Uchiha Sasuke. A perfection yet bastard for Haruno Sakura.

Sepasang bola mata Sakura terpaku pada sosok Sasuke di ujung sana. Bukan, ia tidak menatapnya dengan kebencian. Namun–err, menatap dengan rindu yang tertahan. Ia menahannya demi gengsi. Gengsi di depan para teman dan seniornya serta yang paling utama, objeknya.

Tidak ada yang berubah. Mata oniksnya masih dingin dan tajam, masih menarik perhatian Sakura. Wajahnya masih tampan, semakin tampan karena sekarang lebih dewasa. Kemeja putih polos dalam balutan jas menampakkan betapa atletis badannya. Sifatnya masih kalem, seperti dulu.

"Hei, jangan diamati begitu. Belum move on?" goda Hinata seraya menunjukkan senyuman jahilnya.

Sakura tertawa sebentar, "siapa yang belum move on?" ia meneguk jusnya dulu sebagai jeda. "Bukan belum move on, tapi cuma numpang lewat."

Haruno Sakura benci pada orang yang membohongi dirinya sendiri. Dan sekarang ia membenci dirinya sendiri karena hal tersebut.

Ketika Sakura hendak menikmati potongan terakhir pada kuenya, teriakan Naruto kembali mengejutkannya.

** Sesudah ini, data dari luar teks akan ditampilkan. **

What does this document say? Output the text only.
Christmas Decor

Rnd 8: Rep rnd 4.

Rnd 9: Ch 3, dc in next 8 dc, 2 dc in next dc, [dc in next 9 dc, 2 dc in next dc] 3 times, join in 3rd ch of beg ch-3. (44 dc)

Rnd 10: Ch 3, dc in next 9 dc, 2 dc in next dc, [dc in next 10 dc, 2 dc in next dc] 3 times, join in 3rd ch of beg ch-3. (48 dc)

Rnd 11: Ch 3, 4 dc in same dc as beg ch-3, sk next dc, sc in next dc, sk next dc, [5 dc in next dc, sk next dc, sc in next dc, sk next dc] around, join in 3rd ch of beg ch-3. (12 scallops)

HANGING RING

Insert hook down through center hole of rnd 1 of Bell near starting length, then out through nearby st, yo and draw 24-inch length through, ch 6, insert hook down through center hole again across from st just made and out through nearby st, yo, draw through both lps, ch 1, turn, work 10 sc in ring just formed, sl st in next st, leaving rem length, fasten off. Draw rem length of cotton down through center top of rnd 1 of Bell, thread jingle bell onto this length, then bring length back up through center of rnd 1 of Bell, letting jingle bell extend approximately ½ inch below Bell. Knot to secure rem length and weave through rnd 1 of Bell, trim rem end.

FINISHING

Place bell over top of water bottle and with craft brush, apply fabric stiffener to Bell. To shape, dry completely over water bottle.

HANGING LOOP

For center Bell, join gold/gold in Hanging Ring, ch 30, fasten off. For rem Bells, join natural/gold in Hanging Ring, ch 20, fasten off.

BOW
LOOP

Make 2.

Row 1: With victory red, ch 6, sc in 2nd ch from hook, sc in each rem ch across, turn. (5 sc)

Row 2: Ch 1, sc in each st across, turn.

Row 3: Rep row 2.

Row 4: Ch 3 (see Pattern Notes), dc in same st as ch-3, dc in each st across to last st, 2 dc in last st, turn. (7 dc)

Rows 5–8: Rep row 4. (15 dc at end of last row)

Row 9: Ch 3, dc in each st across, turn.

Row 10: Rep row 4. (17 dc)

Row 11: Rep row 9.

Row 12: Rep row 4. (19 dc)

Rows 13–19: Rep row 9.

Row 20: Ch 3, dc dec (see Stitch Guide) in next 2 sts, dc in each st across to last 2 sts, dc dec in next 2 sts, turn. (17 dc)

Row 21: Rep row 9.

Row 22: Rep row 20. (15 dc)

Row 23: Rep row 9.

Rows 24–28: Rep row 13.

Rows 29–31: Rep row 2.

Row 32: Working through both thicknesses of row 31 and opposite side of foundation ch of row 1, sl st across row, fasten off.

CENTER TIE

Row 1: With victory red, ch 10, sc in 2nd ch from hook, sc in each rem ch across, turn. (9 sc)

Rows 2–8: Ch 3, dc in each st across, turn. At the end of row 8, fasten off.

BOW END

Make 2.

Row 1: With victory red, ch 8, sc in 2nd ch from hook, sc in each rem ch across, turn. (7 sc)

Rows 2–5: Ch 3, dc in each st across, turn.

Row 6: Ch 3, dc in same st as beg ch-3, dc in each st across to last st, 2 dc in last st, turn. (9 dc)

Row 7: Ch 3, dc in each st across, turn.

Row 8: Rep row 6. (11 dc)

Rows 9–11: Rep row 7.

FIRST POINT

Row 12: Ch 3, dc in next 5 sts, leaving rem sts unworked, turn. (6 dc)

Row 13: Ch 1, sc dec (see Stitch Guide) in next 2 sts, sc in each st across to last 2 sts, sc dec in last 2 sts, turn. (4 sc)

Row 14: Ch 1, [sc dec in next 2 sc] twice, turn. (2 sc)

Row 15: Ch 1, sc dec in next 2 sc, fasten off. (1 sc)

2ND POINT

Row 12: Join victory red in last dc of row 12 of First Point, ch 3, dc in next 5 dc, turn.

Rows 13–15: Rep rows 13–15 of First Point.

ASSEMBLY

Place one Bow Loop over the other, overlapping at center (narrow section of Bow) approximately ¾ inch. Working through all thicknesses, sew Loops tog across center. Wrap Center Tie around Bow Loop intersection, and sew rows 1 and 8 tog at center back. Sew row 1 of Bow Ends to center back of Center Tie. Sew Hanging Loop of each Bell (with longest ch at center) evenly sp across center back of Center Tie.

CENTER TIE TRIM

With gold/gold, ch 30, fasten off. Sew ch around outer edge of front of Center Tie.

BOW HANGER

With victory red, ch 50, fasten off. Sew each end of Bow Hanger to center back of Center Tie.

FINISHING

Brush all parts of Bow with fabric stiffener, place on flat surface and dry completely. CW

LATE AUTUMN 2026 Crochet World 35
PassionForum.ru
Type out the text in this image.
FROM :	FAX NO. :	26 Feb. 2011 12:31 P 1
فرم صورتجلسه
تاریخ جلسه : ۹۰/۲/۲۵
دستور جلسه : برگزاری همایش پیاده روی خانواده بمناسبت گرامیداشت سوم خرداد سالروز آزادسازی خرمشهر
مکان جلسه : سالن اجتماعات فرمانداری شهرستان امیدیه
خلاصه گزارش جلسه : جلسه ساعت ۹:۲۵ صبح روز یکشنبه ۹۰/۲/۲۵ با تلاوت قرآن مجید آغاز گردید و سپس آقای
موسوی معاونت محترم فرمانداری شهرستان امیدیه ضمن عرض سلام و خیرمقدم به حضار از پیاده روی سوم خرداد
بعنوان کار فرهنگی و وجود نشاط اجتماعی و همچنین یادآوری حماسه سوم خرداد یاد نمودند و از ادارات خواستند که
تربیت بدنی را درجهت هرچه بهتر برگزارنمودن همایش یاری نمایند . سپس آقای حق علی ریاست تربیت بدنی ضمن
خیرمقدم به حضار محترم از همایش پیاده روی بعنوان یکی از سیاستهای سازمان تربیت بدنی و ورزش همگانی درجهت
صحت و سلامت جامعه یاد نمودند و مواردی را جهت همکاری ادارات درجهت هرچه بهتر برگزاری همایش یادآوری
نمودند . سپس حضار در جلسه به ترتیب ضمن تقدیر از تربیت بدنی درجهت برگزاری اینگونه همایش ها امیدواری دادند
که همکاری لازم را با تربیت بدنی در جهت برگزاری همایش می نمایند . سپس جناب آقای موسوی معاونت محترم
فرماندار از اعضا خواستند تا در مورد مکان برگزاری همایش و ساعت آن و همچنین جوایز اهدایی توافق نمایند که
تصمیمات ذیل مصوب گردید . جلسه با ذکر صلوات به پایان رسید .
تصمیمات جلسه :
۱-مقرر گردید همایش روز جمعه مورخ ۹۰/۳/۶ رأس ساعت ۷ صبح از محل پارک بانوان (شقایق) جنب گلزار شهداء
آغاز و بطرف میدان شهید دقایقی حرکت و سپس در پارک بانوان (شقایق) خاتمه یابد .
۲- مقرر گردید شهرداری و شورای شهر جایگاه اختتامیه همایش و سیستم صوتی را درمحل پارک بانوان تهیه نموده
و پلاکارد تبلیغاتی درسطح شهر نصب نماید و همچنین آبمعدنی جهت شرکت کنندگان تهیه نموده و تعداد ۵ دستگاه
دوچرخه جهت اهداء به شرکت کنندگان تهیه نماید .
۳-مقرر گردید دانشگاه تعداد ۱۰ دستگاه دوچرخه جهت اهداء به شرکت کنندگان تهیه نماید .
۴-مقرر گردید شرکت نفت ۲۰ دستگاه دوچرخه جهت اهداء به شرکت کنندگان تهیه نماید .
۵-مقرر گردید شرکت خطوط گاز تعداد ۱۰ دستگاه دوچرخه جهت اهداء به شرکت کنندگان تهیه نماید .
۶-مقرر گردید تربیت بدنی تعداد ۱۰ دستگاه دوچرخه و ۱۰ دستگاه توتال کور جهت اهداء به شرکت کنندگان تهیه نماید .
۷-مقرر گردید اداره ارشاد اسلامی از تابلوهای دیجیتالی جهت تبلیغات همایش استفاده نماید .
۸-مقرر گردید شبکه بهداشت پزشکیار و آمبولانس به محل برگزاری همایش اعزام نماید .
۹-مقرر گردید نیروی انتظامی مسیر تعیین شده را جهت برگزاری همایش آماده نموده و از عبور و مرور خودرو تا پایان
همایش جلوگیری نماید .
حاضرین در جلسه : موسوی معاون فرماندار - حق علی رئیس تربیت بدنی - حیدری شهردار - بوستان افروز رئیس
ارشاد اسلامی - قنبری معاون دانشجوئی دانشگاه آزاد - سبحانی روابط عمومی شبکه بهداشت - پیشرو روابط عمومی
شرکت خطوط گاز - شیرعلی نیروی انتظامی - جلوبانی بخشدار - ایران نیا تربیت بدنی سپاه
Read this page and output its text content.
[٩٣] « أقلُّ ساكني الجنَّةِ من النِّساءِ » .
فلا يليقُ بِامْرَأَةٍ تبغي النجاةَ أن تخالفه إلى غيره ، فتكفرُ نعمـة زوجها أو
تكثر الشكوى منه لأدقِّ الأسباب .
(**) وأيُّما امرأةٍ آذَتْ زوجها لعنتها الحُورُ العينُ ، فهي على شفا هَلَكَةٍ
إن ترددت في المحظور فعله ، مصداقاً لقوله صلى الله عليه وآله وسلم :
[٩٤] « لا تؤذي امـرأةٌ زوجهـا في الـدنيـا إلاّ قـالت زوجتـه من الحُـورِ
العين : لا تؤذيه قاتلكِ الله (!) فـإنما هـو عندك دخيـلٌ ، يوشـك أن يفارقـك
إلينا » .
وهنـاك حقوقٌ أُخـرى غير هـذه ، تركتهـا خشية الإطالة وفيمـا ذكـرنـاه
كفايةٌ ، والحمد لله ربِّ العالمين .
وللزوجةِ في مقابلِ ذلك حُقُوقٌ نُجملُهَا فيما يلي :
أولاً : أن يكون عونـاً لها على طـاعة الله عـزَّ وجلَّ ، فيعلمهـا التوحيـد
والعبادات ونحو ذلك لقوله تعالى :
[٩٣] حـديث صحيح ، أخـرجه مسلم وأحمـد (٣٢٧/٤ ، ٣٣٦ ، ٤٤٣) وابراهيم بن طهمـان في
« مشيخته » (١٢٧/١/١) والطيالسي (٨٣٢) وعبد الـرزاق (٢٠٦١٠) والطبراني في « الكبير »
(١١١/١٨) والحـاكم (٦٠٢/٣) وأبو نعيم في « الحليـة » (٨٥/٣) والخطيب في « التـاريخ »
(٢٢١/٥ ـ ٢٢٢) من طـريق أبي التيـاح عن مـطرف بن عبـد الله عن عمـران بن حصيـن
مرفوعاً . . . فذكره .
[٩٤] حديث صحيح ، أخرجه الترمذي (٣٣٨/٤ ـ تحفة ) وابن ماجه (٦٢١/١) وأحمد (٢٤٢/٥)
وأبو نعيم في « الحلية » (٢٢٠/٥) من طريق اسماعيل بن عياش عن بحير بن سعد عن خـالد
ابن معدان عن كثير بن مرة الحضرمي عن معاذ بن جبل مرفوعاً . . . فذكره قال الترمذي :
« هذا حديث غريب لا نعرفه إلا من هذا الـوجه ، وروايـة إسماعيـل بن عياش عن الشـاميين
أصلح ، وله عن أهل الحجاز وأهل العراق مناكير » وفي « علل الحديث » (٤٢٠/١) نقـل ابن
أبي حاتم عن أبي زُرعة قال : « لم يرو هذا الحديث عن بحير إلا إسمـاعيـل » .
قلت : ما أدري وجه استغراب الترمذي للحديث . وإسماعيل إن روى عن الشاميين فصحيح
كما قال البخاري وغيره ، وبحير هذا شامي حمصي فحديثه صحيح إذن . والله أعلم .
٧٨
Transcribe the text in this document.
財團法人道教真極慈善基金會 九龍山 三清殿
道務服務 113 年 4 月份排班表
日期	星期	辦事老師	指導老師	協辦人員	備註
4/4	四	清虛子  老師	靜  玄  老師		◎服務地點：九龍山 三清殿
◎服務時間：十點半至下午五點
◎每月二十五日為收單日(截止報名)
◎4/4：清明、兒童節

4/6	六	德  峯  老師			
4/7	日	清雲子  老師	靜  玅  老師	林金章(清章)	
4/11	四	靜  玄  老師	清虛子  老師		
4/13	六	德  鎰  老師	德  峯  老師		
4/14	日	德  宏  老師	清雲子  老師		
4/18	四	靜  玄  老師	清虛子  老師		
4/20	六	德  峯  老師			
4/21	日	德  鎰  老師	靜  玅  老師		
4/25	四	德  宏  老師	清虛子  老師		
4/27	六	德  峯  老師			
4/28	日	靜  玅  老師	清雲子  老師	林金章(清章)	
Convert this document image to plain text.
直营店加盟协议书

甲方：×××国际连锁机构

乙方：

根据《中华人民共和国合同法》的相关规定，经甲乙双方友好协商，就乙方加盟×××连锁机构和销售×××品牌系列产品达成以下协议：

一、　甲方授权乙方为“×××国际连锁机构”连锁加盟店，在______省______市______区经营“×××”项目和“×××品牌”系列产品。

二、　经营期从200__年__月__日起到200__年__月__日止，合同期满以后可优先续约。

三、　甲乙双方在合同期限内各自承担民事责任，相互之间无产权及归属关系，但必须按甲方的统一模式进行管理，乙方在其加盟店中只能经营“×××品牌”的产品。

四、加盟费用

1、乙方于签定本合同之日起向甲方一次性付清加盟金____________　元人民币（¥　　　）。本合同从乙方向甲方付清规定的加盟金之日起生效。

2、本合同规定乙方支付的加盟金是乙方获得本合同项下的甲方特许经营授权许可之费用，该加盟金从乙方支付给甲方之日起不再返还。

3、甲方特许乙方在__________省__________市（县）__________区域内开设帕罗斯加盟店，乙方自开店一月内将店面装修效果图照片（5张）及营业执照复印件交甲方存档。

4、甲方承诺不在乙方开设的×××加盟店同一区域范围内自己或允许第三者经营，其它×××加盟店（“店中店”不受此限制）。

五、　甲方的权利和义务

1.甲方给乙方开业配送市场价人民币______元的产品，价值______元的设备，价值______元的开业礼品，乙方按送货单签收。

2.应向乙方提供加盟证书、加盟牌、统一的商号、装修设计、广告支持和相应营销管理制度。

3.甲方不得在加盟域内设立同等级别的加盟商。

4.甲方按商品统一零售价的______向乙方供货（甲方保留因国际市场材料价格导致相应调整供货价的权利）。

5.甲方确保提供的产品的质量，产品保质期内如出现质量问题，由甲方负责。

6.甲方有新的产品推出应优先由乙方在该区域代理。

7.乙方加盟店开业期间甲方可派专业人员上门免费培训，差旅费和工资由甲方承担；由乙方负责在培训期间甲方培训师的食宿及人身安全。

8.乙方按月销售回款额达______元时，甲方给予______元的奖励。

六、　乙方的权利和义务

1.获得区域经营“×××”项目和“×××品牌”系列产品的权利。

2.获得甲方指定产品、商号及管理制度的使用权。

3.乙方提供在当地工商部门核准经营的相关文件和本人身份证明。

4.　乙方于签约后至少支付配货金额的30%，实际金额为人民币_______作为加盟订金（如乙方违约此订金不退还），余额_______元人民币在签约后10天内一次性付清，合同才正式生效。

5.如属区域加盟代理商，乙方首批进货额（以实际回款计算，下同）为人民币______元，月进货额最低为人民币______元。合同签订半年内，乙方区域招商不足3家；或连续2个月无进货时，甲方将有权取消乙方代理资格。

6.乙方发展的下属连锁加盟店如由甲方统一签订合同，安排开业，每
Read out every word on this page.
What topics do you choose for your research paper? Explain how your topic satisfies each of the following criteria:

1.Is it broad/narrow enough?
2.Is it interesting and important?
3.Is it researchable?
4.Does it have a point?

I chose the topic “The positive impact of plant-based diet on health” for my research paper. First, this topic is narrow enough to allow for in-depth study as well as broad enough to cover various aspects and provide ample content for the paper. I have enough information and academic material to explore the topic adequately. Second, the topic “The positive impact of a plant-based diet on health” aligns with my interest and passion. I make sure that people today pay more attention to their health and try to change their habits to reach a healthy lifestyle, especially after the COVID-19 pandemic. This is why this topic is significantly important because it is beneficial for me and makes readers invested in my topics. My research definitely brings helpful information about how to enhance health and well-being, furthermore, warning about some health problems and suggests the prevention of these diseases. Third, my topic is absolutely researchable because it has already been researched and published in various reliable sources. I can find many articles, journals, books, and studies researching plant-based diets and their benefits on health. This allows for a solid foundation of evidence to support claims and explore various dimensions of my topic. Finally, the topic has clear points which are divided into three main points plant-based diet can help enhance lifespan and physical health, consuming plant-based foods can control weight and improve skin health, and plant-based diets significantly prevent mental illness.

Menggelegar seperti biasa. "Guys, I have a game. It called 'Stay Strong'! Aku yakin di sini semua sudah cukup umur untuk menikmati permainan ini. It's easy, believe me! Kalian akan dipasangkan dalam satu meja dan akan disiapkan sepuluh botol sake."

Pria Namikaze itu mengedarkan pandangannya pada semua orang, menunggu reaksi dari penjelasan panjangnya. Tapi tidak ada reaksi yang signifikan, ia melanjutkannya. "Yang menang adalah dia yang bertahan. Yang tumbang dialah yang kalah. Hukumannya, yang kalah harus menaati perintah dari si pemenang. Perintahnya tak terbatas, terserah apapun itu. Understand?"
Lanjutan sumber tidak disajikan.